The former UFC light heavyweight champion has been formally suspended by the United States Anti-Doping Agency (USADA) for one year.
Jones tested positive for a banned substance the week of UFC 200 and was subsequently removed from his headline bout against Daniel Cormier.
The ban was the maximum penalty USADA could enforce for the positive test and is retroactive to July 6, meaning the earliest he will be able to return to the Octagon is July 2017.
Jones tested positive for two oestregen blockers - clomiphene, a banned anti-oestrogenic substance, and 'traces of letrozole, an aromatase inhibitor, which works to prevent the synthesis of androgens such as testosterone into oestrogen'.
He claimed he took a contaminated sexual performance pill which USADA confirmed was tainted.

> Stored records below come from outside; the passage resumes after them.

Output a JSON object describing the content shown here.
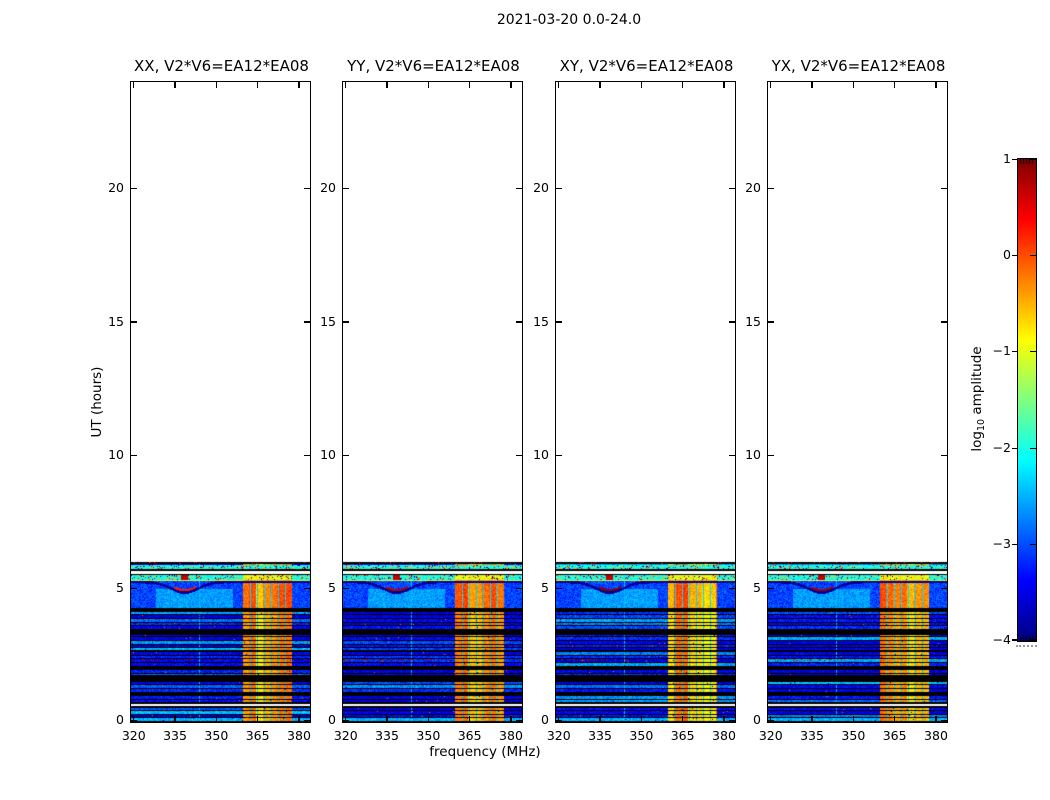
{
  "figure": {
    "title": "2021-03-20 0.0-24.0",
    "xlabel": "frequency (MHz)",
    "ylabel": "UT (hours)",
    "colorbar_label_prefix": "log",
    "colorbar_label_sub": "10",
    "colorbar_label_suffix": " amplitude"
  },
  "chart_data": {
    "type": "heatmap",
    "title": "2021-03-20 0.0-24.0",
    "description": "Dynamic spectra (time vs frequency) of visibility amplitude for baseline V2*V6=EA12*EA08 in four polarization products; data present only from 0 to ~6 UT hours, strong RFI band near 360-378 MHz.",
    "panels": [
      {
        "title": "XX, V2*V6=EA12*EA08",
        "polarization": "XX",
        "baseline": "V2*V6=EA12*EA08",
        "seed": 7,
        "arc_red_strength": 0.55
      },
      {
        "title": "YY, V2*V6=EA12*EA08",
        "polarization": "YY",
        "baseline": "V2*V6=EA12*EA08",
        "seed": 13,
        "arc_red_strength": 0.85
      },
      {
        "title": "XY, V2*V6=EA12*EA08",
        "polarization": "XY",
        "baseline": "V2*V6=EA12*EA08",
        "seed": 21,
        "arc_red_strength": 1.0
      },
      {
        "title": "YX, V2*V6=EA12*EA08",
        "polarization": "YX",
        "baseline": "V2*V6=EA12*EA08",
        "seed": 34,
        "arc_red_strength": 0.9
      }
    ],
    "x_axis": {
      "label": "frequency (MHz)",
      "range_mhz": [
        319,
        384
      ],
      "ticks": [
        320,
        335,
        350,
        365,
        380
      ],
      "tick_labels": [
        "320",
        "335",
        "350",
        "365",
        "380"
      ]
    },
    "y_axis": {
      "label": "UT (hours)",
      "range_hours": [
        0,
        24
      ],
      "ticks": [
        0,
        5,
        10,
        15,
        20
      ],
      "tick_labels": [
        "0",
        "5",
        "10",
        "15",
        "20"
      ]
    },
    "colorbar": {
      "label": "log10 amplitude",
      "range": [
        -4,
        1
      ],
      "ticks": [
        1,
        0,
        -1,
        -2,
        -3,
        -4
      ],
      "tick_labels": [
        "1",
        "0",
        "−1",
        "−2",
        "−3",
        "−4"
      ],
      "colormap": "jet"
    },
    "spectrogram": {
      "data_top_hour": 5.99,
      "row_pitch_hours": 0.138,
      "base_level": -3.25,
      "bottom_row": {
        "hours": [
          0,
          0.15
        ],
        "level": -2.5
      },
      "rfi_band": {
        "freq_mhz": [
          359.5,
          377.5
        ],
        "level": -0.5,
        "channel_lines_mhz": [
          362.5,
          365,
          367.5,
          370,
          372.5,
          375
        ],
        "channel_line_level": -2.3
      },
      "white_bands_hours": [
        [
          0.56,
          0.72
        ],
        [
          5.53,
          5.7
        ]
      ],
      "black_bands_hours": [
        [
          1.01,
          1.12
        ],
        [
          1.54,
          1.78
        ],
        [
          2.0,
          2.07
        ],
        [
          2.62,
          2.7
        ],
        [
          3.26,
          3.45
        ],
        [
          4.16,
          4.26
        ],
        [
          5.91,
          5.99
        ]
      ],
      "speck_rows_hours": [
        [
          5.7,
          5.89
        ],
        [
          5.34,
          5.53
        ]
      ],
      "speck_row_level": -2.0,
      "block_hours": [
        4.26,
        5.27
      ],
      "block_top_line": {
        "hours": [
          5.27,
          5.34
        ],
        "level": -1.15
      },
      "block_light_patch": {
        "hours": [
          4.26,
          5.0
        ],
        "freq_mhz": [
          328,
          356
        ],
        "level": -2.6
      },
      "arc": {
        "center_mhz": 338.5,
        "sigma_mhz": 7,
        "top_hour": 5.25,
        "dip_hours": 0.4,
        "level": -3.9
      },
      "red_speck_row": {
        "hours": [
          2.28,
          2.4
        ],
        "freq_max_mhz": 352,
        "level": 0.6
      },
      "light_vertical_line_mhz": 344
    }
  }
}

However, the arbitrators said "his degree of fault in fact verged on the reckless," as MMAFighting report.
They determined that Jones didn't do enough to determine whether or not what he was using was adhering to the UFC's anti-doping policy and the WADA Code by taking the pill.
Jones had only asked the teammate who provided him the pill whether or not it was effective from a sexual-performance standpoint.
The youngest ever UFC champion and arguably the greatest fighter to ever grace an Octagon is also staring down the barrel of a suspension and fine from the Nevada State Athletic Commission over the failed drug test.
"On the evidence before the Panel, the Applicant is not a drug cheat. He did not know that the tablet he took contained prohibited substances or that those substances had the capacity to enhance sporting performance. However by his imprudent use of what he pungently referred to as a 'dick pill' he has not only lost a year of his career but an estimated nine million dollars. This outcome which he admits to be a wake-up call for him should serve as a warning to all others who participate in the same sport."
The arbitrators also differentiated his case from that of fellow UFC fighters Tim Means and Yoel Romero who were only handed six month suspensions for their positive drug tests, which were found to be a result of consuming contaminated supplements.
This is because in both their respective cases, the banned substance was not printed on the supplements warning label.